Hook resources are not managed with corresponding releases

The resources that a hook creates are not tracked or managed as part of the release. Once Helm verifies that the hook has reached its ready state, it will leave the hook resource alone.

Practically speaking, this means that if you create resources in a hook, you cannot rely upon helm uninstall to remove the resources. To destroy such resources, you need to either write code to perform this operation in a pre-delete or post-delete hook or add "helm.sh/hook-delete-policy" annotation to the hook template file.

Writing a Hook

Hooks are just Kubernetes manifest files with special annotations in the metadata section.

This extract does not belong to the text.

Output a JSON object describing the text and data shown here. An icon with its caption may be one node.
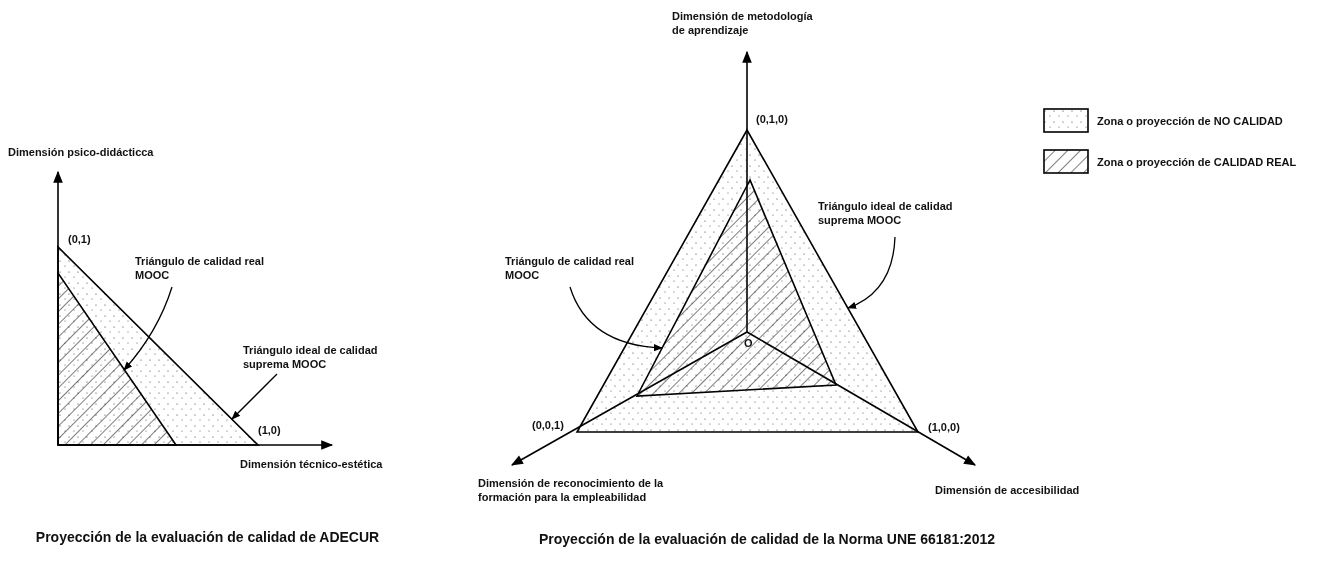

Because they are template files, you can use all of the normal template features, including reading .Values, .Release, and .Template.

For example, this template, stored in templates/post-install-job.yaml, declares a job to be run on post-install:

apiVersion: batch/v1
kind: Job
metadata:
  name: "{{.Release.Name}}"
  labels:
    app.kubernetes.io/managed-by: {{.Release.Service | quote }}
    app.kubernetes.io/instance: {{.Release.Name | quote }}
    app.kubernetes.io/version: {{ .Chart.AppVersion }}
    helm.sh/chart: "{{.Chart.Name}}-{{.Chart.Version}}"
  annotations:
    # This is what defines this resource as a hook. Without this line, the
    # job is considered part of the release.
    "helm.sh/hook": post-install
    "helm.sh/hook-weight": "-5"
    "helm.sh/hook-delete-policy": hook-succeeded
spec:
  template:
    metadata:
      name: "{{.Release.Name}}"
      labels:
        app.kubernetes.io/managed-by: {{.Release.Service | quote }}
        app.kubernetes.io/instance: {{.Release.Name | quote }}
        helm.sh/chart: "{{.Chart.Name}}-{{.Chart.Version}}"
    spec:
      restartPolicy: Never
      containers:
      - name: post-install-job
        image: "alpine:3.3"
        command: ["/bin/sleep","{{default "10" .Values.sleepyTime}}"]

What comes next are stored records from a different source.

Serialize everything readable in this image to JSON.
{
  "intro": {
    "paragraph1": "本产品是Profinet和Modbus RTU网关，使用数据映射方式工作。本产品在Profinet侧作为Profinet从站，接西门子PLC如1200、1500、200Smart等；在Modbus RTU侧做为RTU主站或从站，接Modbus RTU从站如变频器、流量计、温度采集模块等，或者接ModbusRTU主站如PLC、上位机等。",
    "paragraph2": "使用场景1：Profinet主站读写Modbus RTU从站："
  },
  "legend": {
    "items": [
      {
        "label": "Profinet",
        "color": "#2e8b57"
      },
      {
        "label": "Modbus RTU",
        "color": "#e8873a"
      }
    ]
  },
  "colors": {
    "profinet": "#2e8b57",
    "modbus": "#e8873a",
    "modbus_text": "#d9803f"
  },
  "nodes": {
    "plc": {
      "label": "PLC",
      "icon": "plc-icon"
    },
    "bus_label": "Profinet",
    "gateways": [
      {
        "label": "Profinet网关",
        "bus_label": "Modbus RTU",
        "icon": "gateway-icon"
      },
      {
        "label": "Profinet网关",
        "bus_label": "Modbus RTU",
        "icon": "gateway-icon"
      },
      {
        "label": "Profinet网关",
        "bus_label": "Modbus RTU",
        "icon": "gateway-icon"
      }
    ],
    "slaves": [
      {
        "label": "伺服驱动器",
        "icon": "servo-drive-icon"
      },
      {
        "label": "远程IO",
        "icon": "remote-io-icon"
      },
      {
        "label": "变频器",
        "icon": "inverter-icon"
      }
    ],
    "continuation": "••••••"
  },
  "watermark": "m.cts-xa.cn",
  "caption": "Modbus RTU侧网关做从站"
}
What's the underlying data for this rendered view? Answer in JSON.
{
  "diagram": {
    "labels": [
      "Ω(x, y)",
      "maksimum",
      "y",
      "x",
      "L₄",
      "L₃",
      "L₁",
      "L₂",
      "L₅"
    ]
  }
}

What makes this template a hook is the annotation:

  annotations:
    "helm.sh/hook": post-install

One resource can implement multiple hooks:

  annotations:
    "helm.sh/hook": post-install,post-upgrade

Similarly, there is no limit to the number of different resources that may implement a given hook. For example, one could declare both a secret and a config map as a pre-install hook.

When subcharts declare hooks, those are also evaluated. There is no way for a top-level chart to disable the hooks declared by subcharts.

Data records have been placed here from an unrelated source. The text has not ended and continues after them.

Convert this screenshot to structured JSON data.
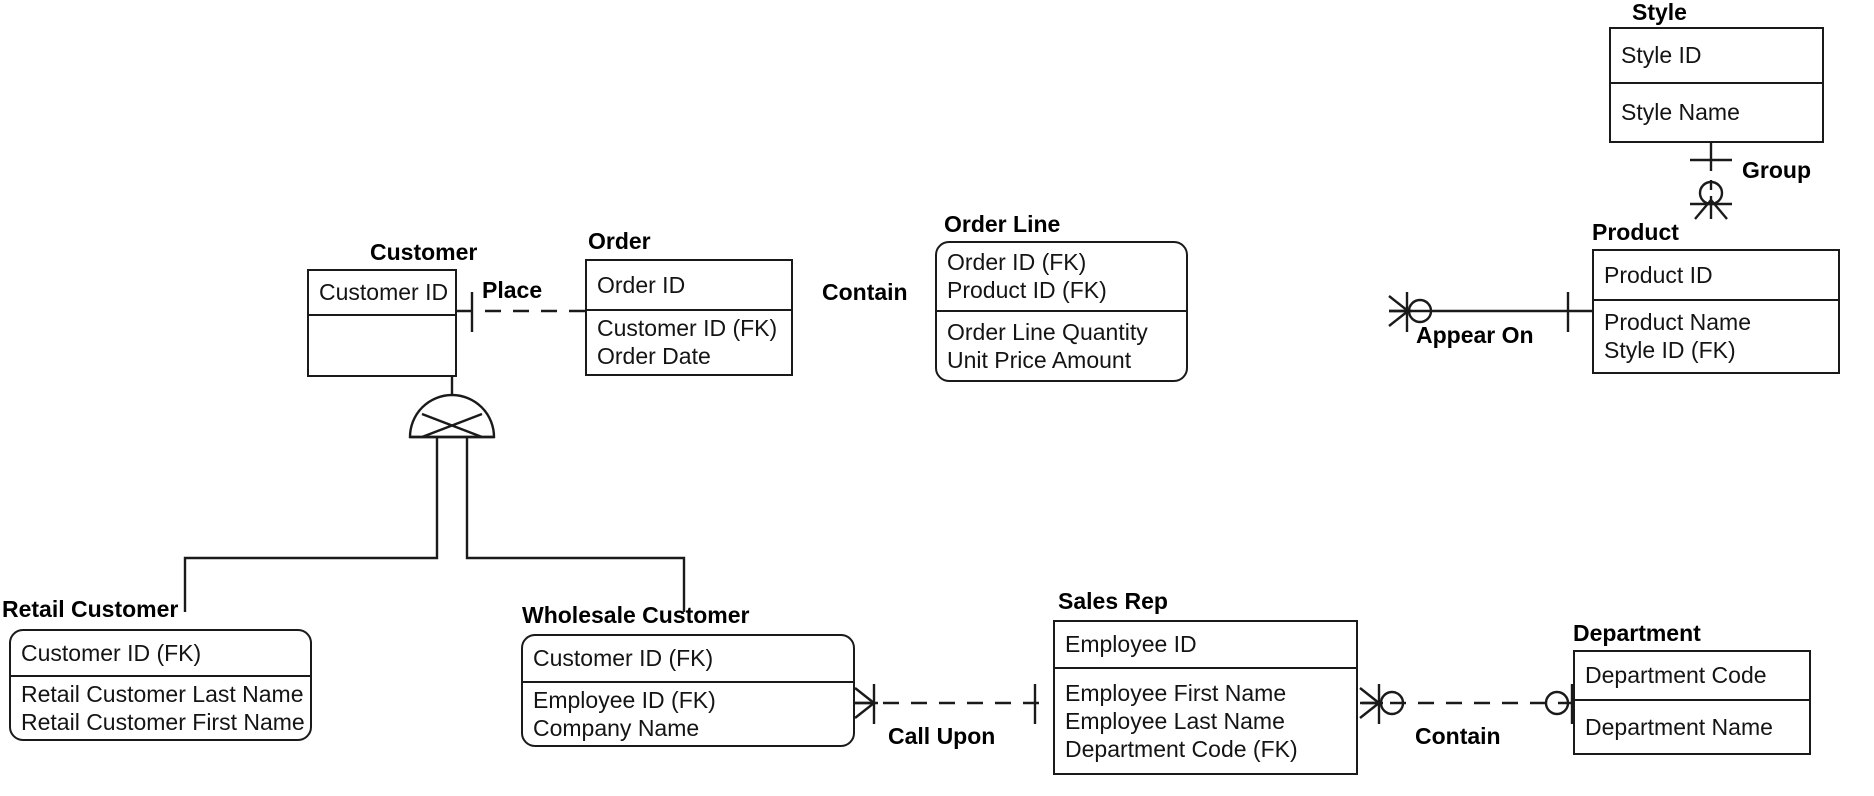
{
  "diagram": {
    "type": "er-diagram",
    "notation": "IDEF1X / crows-foot",
    "stroke_color": "#1a1a1a",
    "background_color": "#ffffff"
  },
  "entities": [
    {
      "id": "style",
      "name": "Style",
      "shape": "rectangle",
      "kind": "independent",
      "keys": [
        "Style ID"
      ],
      "attributes": [
        "Style Name"
      ]
    },
    {
      "id": "product",
      "name": "Product",
      "shape": "rectangle",
      "kind": "independent",
      "keys": [
        "Product ID"
      ],
      "attributes": [
        "Product Name",
        "Style ID (FK)"
      ]
    },
    {
      "id": "customer",
      "name": "Customer",
      "shape": "rectangle",
      "kind": "independent",
      "keys": [
        "Customer ID"
      ],
      "attributes": []
    },
    {
      "id": "order",
      "name": "Order",
      "shape": "rectangle",
      "kind": "independent",
      "keys": [
        "Order ID"
      ],
      "attributes": [
        "Customer ID (FK)",
        "Order Date"
      ]
    },
    {
      "id": "order-line",
      "name": "Order Line",
      "shape": "rounded-rectangle",
      "kind": "dependent",
      "keys": [
        "Order ID (FK)",
        "Product ID (FK)"
      ],
      "attributes": [
        "Order Line Quantity",
        "Unit Price Amount"
      ]
    },
    {
      "id": "retail-customer",
      "name": "Retail Customer",
      "shape": "rounded-rectangle",
      "kind": "dependent",
      "keys": [
        "Customer ID (FK)"
      ],
      "attributes": [
        "Retail Customer Last Name",
        "Retail Customer First Name"
      ]
    },
    {
      "id": "wholesale-customer",
      "name": "Wholesale Customer",
      "shape": "rounded-rectangle",
      "kind": "dependent",
      "keys": [
        "Customer ID (FK)"
      ],
      "attributes": [
        "Employee ID (FK)",
        "Company Name"
      ]
    },
    {
      "id": "sales-rep",
      "name": "Sales Rep",
      "shape": "rectangle",
      "kind": "independent",
      "keys": [
        "Employee ID"
      ],
      "attributes": [
        "Employee First Name",
        "Employee Last Name",
        "Department Code (FK)"
      ]
    },
    {
      "id": "department",
      "name": "Department",
      "shape": "rectangle",
      "kind": "independent",
      "keys": [
        "Department Code"
      ],
      "attributes": [
        "Department Name"
      ]
    }
  ],
  "relationships": [
    {
      "id": "group",
      "label": "Group",
      "from": "style",
      "to": "product",
      "line": "dashed",
      "from_cardinality": "exactly-one",
      "to_cardinality": "zero-or-many",
      "orientation": "vertical"
    },
    {
      "id": "place",
      "label": "Place",
      "from": "customer",
      "to": "order",
      "line": "dashed",
      "from_cardinality": "exactly-one",
      "to_cardinality": "zero-or-many",
      "orientation": "horizontal"
    },
    {
      "id": "contain-order-line",
      "label": "Contain",
      "from": "order",
      "to": "order-line",
      "line": "solid",
      "from_cardinality": "exactly-one",
      "to_cardinality": "one-or-many",
      "orientation": "horizontal"
    },
    {
      "id": "appear-on",
      "label": "Appear On",
      "from": "order-line",
      "to": "product",
      "line": "solid",
      "from_cardinality": "zero-or-many",
      "to_cardinality": "exactly-one",
      "orientation": "horizontal"
    },
    {
      "id": "customer-subtype",
      "label": "",
      "from": "customer",
      "to": [
        "retail-customer",
        "wholesale-customer"
      ],
      "line": "solid",
      "symbol": "exclusive-subtype",
      "orientation": "vertical"
    },
    {
      "id": "call-upon",
      "label": "Call Upon",
      "from": "wholesale-customer",
      "to": "sales-rep",
      "line": "dashed",
      "from_cardinality": "one-or-many",
      "to_cardinality": "exactly-one",
      "orientation": "horizontal"
    },
    {
      "id": "contain-department",
      "label": "Contain",
      "from": "sales-rep",
      "to": "department",
      "line": "dashed",
      "from_cardinality": "zero-or-many",
      "to_cardinality": "zero-or-one",
      "orientation": "horizontal"
    }
  ]
}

It is possible to define a weight for a hook which will help build a deterministic executing order. Weights are defined using the following annotation:

  annotations:
    "helm.sh/hook-weight": "5"

Hook weights can be positive or negative numbers but must be represented as strings. When Helm starts the execution cycle of hooks of a particular Kind it will sort those hooks in ascending order.

It is also possible to define policies that determine when to delete corresponding hook resources. Hook deletion policies are defined using the following annotation:

  annotations:
    "helm.sh/hook-delete-policy": hook-succeeded

You can choose one or more defined annotation values:

  • "hook-succeeded" specifies Helm should delete the hook after the hook is successfully executed.
  • "hook-failed" specifies Helm should delete the hook if the hook failed during execution.
  • "before-hook-creation" specifies Helm should delete the previous hook before the new hook is launched.

Automatically uninstall hook from previous release

When helm release being updated it is possible, that hook resource already exists in cluster. By default helm will try to create resource and fail with "... already exists" error.

One might choose "helm.sh/hook-delete-policy": "before-hook-creation" over "helm.sh/hook-delete-policy": "hook-succeeded,hook-failed" because:

  • It is convenient to keep failed hook job resource in kubernetes for example for manual debug.
  • It may be necessary to keep succeeded hook resource in kubernetes for some reason.
  • At the same time it is not desirable to do manual resource deletion before helm release upgrade.

"helm.sh/hook-delete-policy": "before-hook-creation" annotation on hook causes Helm to remove the hook from previous release if there is one before the new hook is launched and can be used with another policy.